Alle 10.10 in punto però è scoppiata la gioia, assordante, emozionante, tamburi, cimbali, coriandoli, abbracci, baci. Un bacio bellissimo, un lui e una lei in pantaloncini corti che, davanti a tutti, hanno dischiuso le labbra, congiunto le lingue, bacio olimpico, quindi accolto da applausi in un paese ancora tanto puritano. «Un bacio proprio come nei film americani», ha mormorato una dodicenne seduta accanto a me accompagnata dalla madre la quale ha sorriso, donnina dimessa, chissà se sessualmente mai appagata, comunque visibilmente contenta di vivere in un paese dove, ormai, ci si può baciare così, in pubblico, il che vuol dire che siamo maturi, siamo grandi, siamo come tutti gli altr i. Finalmente!

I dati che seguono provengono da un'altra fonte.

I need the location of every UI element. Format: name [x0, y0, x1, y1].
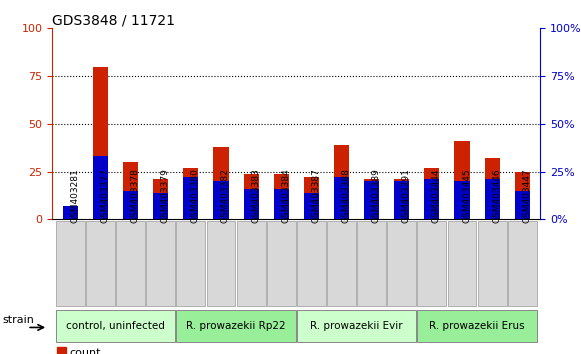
Bar	[63, 206, 78, 219]
Bar	[153, 179, 168, 219]
Text: GSM403377: GSM403377	[101, 168, 109, 223]
FancyBboxPatch shape	[56, 310, 175, 342]
Bar	[364, 179, 379, 219]
FancyBboxPatch shape	[417, 310, 537, 342]
Bar	[123, 191, 138, 219]
Text: GSM403382: GSM403382	[221, 168, 230, 223]
FancyBboxPatch shape	[86, 221, 115, 306]
FancyBboxPatch shape	[297, 310, 416, 342]
Text: GSM403281: GSM403281	[70, 168, 80, 223]
Text: GSM403391: GSM403391	[401, 168, 411, 223]
Text: GSM403380: GSM403380	[191, 168, 200, 223]
Text: GSM403387: GSM403387	[311, 168, 320, 223]
FancyBboxPatch shape	[146, 221, 175, 306]
Bar	[184, 177, 198, 219]
Text: R. prowazekii Erus: R. prowazekii Erus	[429, 321, 525, 331]
FancyBboxPatch shape	[417, 221, 446, 306]
Text: GSM403446: GSM403446	[492, 169, 501, 223]
Bar	[213, 147, 228, 219]
Bar	[243, 189, 259, 219]
Bar	[274, 189, 289, 219]
Bar	[515, 191, 530, 219]
Text: GSM403378: GSM403378	[131, 168, 139, 223]
Bar	[454, 141, 469, 219]
Text: R. prowazekii Rp22: R. prowazekii Rp22	[187, 321, 286, 331]
Bar	[153, 193, 168, 219]
Bar	[485, 158, 500, 219]
Text: GDS3848 / 11721: GDS3848 / 11721	[52, 13, 175, 27]
FancyBboxPatch shape	[508, 221, 537, 306]
Bar	[57, 347, 66, 354]
Text: GSM403447: GSM403447	[522, 169, 531, 223]
FancyBboxPatch shape	[206, 221, 235, 306]
Bar	[394, 181, 409, 219]
Text: control, uninfected: control, uninfected	[66, 321, 165, 331]
Bar	[454, 181, 469, 219]
Text: GSM403444: GSM403444	[432, 169, 441, 223]
Bar	[394, 179, 409, 219]
FancyBboxPatch shape	[116, 221, 145, 306]
Text: GSM403445: GSM403445	[462, 169, 471, 223]
FancyBboxPatch shape	[297, 221, 326, 306]
FancyBboxPatch shape	[56, 221, 85, 306]
Bar	[123, 162, 138, 219]
Bar	[515, 172, 530, 219]
FancyBboxPatch shape	[357, 221, 386, 306]
Bar	[184, 168, 198, 219]
FancyBboxPatch shape	[388, 221, 416, 306]
Bar	[424, 168, 439, 219]
FancyBboxPatch shape	[236, 221, 266, 306]
Text: count: count	[70, 348, 101, 354]
FancyBboxPatch shape	[478, 221, 507, 306]
Bar	[243, 173, 259, 219]
Text: GSM403384: GSM403384	[281, 168, 290, 223]
Bar	[304, 193, 319, 219]
Text: GSM403388: GSM403388	[342, 168, 350, 223]
Text: strain: strain	[3, 315, 34, 325]
FancyBboxPatch shape	[177, 310, 296, 342]
FancyBboxPatch shape	[447, 221, 476, 306]
Bar	[93, 156, 108, 219]
Bar	[63, 206, 78, 219]
FancyBboxPatch shape	[267, 221, 296, 306]
Text: GSM403379: GSM403379	[161, 168, 170, 223]
FancyBboxPatch shape	[177, 221, 205, 306]
Text: GSM403383: GSM403383	[251, 168, 260, 223]
Bar	[424, 179, 439, 219]
FancyBboxPatch shape	[327, 221, 356, 306]
Text: GSM403389: GSM403389	[372, 168, 381, 223]
Bar	[334, 177, 349, 219]
Bar	[213, 181, 228, 219]
Bar	[485, 179, 500, 219]
Bar	[334, 145, 349, 219]
Bar	[304, 177, 319, 219]
Bar	[274, 173, 289, 219]
Bar	[93, 67, 108, 219]
Text: R. prowazekii Evir: R. prowazekii Evir	[310, 321, 403, 331]
Bar	[364, 181, 379, 219]
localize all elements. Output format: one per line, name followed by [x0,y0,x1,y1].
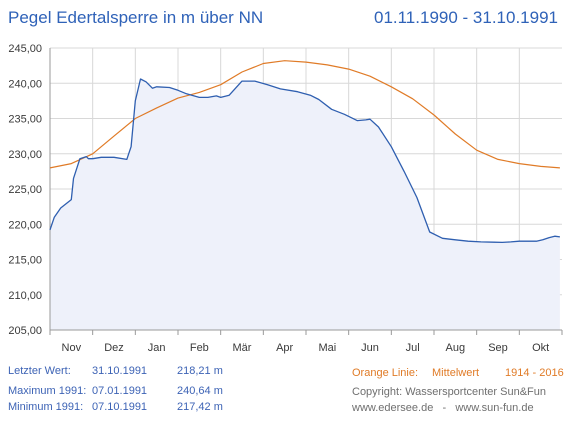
series-1991-line [49,78,560,244]
min-date: 07.10.1991 [92,401,148,413]
series-mittelwert-line [49,60,560,169]
x-tick-label: Apr [276,342,293,354]
x-tick-label: Mär [233,342,252,354]
x-tick-label: Sep [488,342,508,354]
x-tick-label: Mai [318,342,336,354]
y-tick-label: 230,00 [8,149,42,161]
y-tick-label: 225,00 [8,184,42,196]
max-value: 240,64 m [177,385,223,397]
last-value-label: Letzter Wert: [8,365,71,377]
x-tick-label: Jun [361,342,379,354]
last-value-date: 31.10.1991 [92,365,148,377]
series-lines [49,60,560,244]
series-1991-area [50,79,560,330]
orange-line-years: 1914 - 2016 [505,367,564,379]
y-tick-label: 235,00 [8,114,42,126]
x-tick-label: Okt [532,342,549,354]
y-tick-label: 205,00 [8,325,42,337]
y-tick-label: 215,00 [8,255,42,267]
x-tick-label: Jan [148,342,166,354]
chart-title: Pegel Edertalsperre in m über NN [8,8,264,27]
x-tick-label: Jul [406,342,420,354]
y-tick-label: 240,00 [8,78,42,90]
min-value: 217,42 m [177,401,223,413]
max-date: 07.01.1991 [92,385,148,397]
axes [49,48,563,335]
max-label: Maximum 1991: [8,385,87,397]
date-range: 01.11.1990 - 31.10.1991 [373,8,558,27]
tick-labels: 205,00 210,00 215,00 220,00 225,00 230,00 235,… [8,43,549,354]
orange-line-desc: Mittelwert [432,367,480,379]
x-tick-label: Dez [104,342,124,354]
orange-line-label: Orange Linie: [352,367,419,379]
last-value: 218,21 m [177,365,223,377]
websites: www.edersee.de - www.sun-fun.de [352,402,534,414]
min-label: Minimum 1991: [8,401,84,413]
y-tick-label: 220,00 [8,219,42,231]
x-tick-label: Feb [190,342,209,354]
water-level-chart: 205,00 210,00 215,00 220,00 225,00 230,00 235,… [8,43,563,354]
y-tick-label: 210,00 [8,290,42,302]
x-tick-label: Aug [446,342,466,354]
x-tick-label: Nov [62,342,82,354]
copyright: Copyright: Wassersportcenter Sun&Fun [352,386,547,398]
y-tick-label: 245,00 [8,43,42,55]
area-fill [50,79,560,330]
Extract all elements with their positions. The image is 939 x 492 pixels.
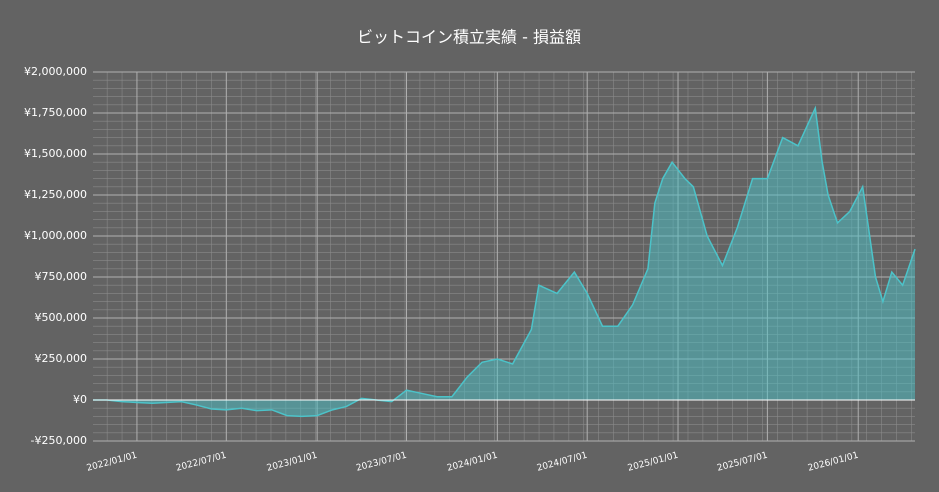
y-tick-label: ¥500,000 <box>35 311 88 324</box>
y-tick-label: ¥0 <box>73 393 87 406</box>
area-fill <box>93 108 915 417</box>
y-tick-label: ¥250,000 <box>35 352 88 365</box>
y-tick-label: ¥1,750,000 <box>24 106 87 119</box>
y-tick-label: ¥1,500,000 <box>24 147 87 160</box>
chart-title: ビットコイン積立実績 - 損益額 <box>357 28 581 47</box>
y-tick-label: ¥1,000,000 <box>24 229 87 242</box>
y-tick-label: ¥750,000 <box>35 270 88 283</box>
y-tick-label: ¥2,000,000 <box>24 65 87 78</box>
y-tick-label: -¥250,000 <box>31 434 87 447</box>
area-line <box>93 105 916 418</box>
y-tick-label: ¥1,250,000 <box>24 188 87 201</box>
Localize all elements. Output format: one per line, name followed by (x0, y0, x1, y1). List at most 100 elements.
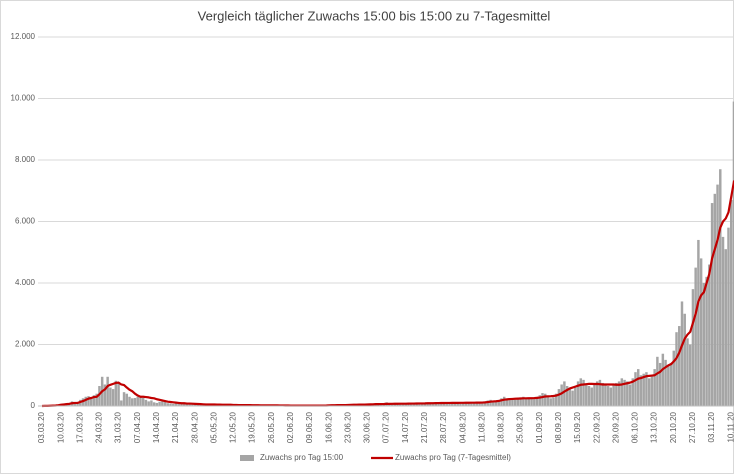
x-tick-label: 07.04.20 (133, 411, 142, 443)
bar (623, 379, 626, 406)
bar (379, 404, 383, 406)
y-tick-label: 10.000 (11, 94, 36, 103)
bar (89, 397, 93, 406)
bar (437, 403, 440, 406)
x-tick-label: 13.10.20 (650, 411, 659, 443)
y-tick-label: 6.000 (15, 217, 36, 226)
bar (656, 356, 659, 406)
x-tick-label: 07.07.20 (382, 411, 391, 443)
bar (563, 381, 566, 406)
bar (716, 184, 719, 406)
bar (147, 401, 150, 406)
bar (180, 403, 183, 406)
axes: 0 2.000 4.000 6.000 8.000 10.000 12.000 03.03.2… (11, 32, 734, 462)
bar (76, 402, 79, 406)
legend-item: Zuwachs pro Tag (7-Tagesmittel) (371, 453, 511, 462)
bar (464, 402, 468, 406)
bar (571, 390, 574, 406)
x-tick-label: 21.07.20 (420, 411, 429, 443)
bar (593, 384, 596, 406)
bar (699, 258, 703, 406)
bar (442, 402, 446, 406)
bar (579, 378, 583, 406)
bar (724, 249, 727, 406)
bar (505, 399, 509, 406)
bar (708, 264, 711, 406)
x-tick-label: 29.09.20 (611, 411, 620, 443)
x-tick-label: 27.10.20 (688, 411, 697, 443)
legend-item: Zuwachs pro Tag 15:00 (240, 453, 344, 462)
x-tick-label: 12.05.20 (229, 411, 238, 443)
bar (634, 372, 637, 406)
bar (483, 401, 487, 406)
bar (727, 227, 730, 406)
line (41, 179, 734, 408)
x-tick-label: 15.09.20 (573, 411, 582, 443)
bar (541, 393, 544, 406)
bar (84, 396, 87, 406)
bar (461, 402, 465, 406)
bar (732, 101, 734, 406)
x-tick-label: 26.05.20 (267, 411, 276, 443)
bar (672, 350, 676, 406)
bar (494, 401, 498, 406)
bar (111, 389, 115, 406)
bar (161, 401, 164, 406)
bar (497, 399, 500, 406)
bar (174, 402, 178, 406)
bar (574, 387, 577, 406)
x-tick-label: 14.07.20 (401, 411, 410, 443)
y-tick-label: 12.000 (11, 32, 36, 41)
x-tick-label: 31.03.20 (114, 411, 123, 443)
bar (642, 373, 645, 406)
bar (453, 402, 457, 406)
bar (645, 372, 648, 406)
bar (467, 402, 470, 406)
bar (691, 289, 695, 406)
bar (478, 402, 481, 406)
bar (492, 401, 495, 406)
bar (601, 382, 604, 406)
bar (396, 404, 399, 406)
y-tick-label: 4.000 (15, 278, 36, 287)
x-tick-label: 08.09.20 (554, 411, 563, 443)
bar (609, 387, 613, 406)
bar (664, 359, 667, 406)
bar (103, 384, 107, 406)
plot (41, 101, 734, 408)
x-tick-label: 09.06.20 (305, 411, 314, 443)
bar (560, 384, 563, 406)
x-tick-label: 19.05.20 (248, 411, 257, 443)
bar (636, 369, 640, 406)
bar (675, 332, 678, 406)
bar (617, 381, 621, 406)
bar (661, 353, 665, 406)
bar (377, 404, 380, 406)
bar (136, 396, 139, 406)
bar (658, 362, 662, 406)
bar (423, 402, 427, 406)
x-tick-label: 24.03.20 (95, 411, 104, 443)
bar (117, 382, 120, 406)
bar (686, 338, 689, 406)
x-tick-label: 03.11.20 (707, 411, 716, 442)
bar (133, 398, 137, 406)
bar (451, 402, 454, 406)
bar (481, 402, 484, 406)
bar (595, 381, 599, 406)
bar (552, 397, 555, 406)
bar (527, 397, 531, 406)
bar (434, 403, 438, 406)
bar (669, 362, 673, 406)
x-tick-label: 28.07.20 (439, 411, 448, 443)
x-tick-label: 22.09.20 (592, 411, 601, 443)
bar (702, 283, 706, 406)
y-tick-label: 8.000 (15, 155, 36, 164)
bar (131, 398, 134, 406)
bar (688, 344, 692, 406)
x-tick-label: 10.11.20 (726, 411, 734, 442)
bar (549, 398, 552, 406)
x-tick-label: 17.03.20 (75, 411, 84, 443)
legend-swatch (240, 455, 254, 461)
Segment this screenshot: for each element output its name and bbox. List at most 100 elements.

Alle 10.10 è scoppiata la gioia, ma prima, che batticuore, che tensione... Fuori dal locale una bellona truccatissima, era appiccicata alla vetrina e aspettava, gli occhi gonfi come se avesse pianto o stesse per farlo. Un mutilato, a giudicare dall'età di certo di lavoro, non di guerra, agitava il suo unico braccio, il sinistro, implorando che si facesse silenzio. Tremava tutto, come uno sciamano in trance. Quattro ragazzi vestiti di nero con i pattini ai piedi, sono entrati rumorosamente nel McDonald's alle 10 meno 20, ultimi clienti ammessi. Gli ho offerto le mie patatine, felici hanno detto: «Sei italiana? Forza Roma!». Mi avessero detto «Forza Italia!» li avrei snobbati un po', anche se loro non credo possano sapere. Comunque gli ho risposto: «Forza Pechino!», che non è come dire «Forza Cina!». È una speranza, una scommessa globale in questa città devastata dal «nuovo» che promette di fare di tutto per diventare vivibile in tutti i sensi da qui al 2008. E per tornare in albergo ci ho messo tre ore, perché tutti, in corteo, si dirigevano a Tienanmen, la Porta della Pace Celeste. La Porta della Pace Olimpica?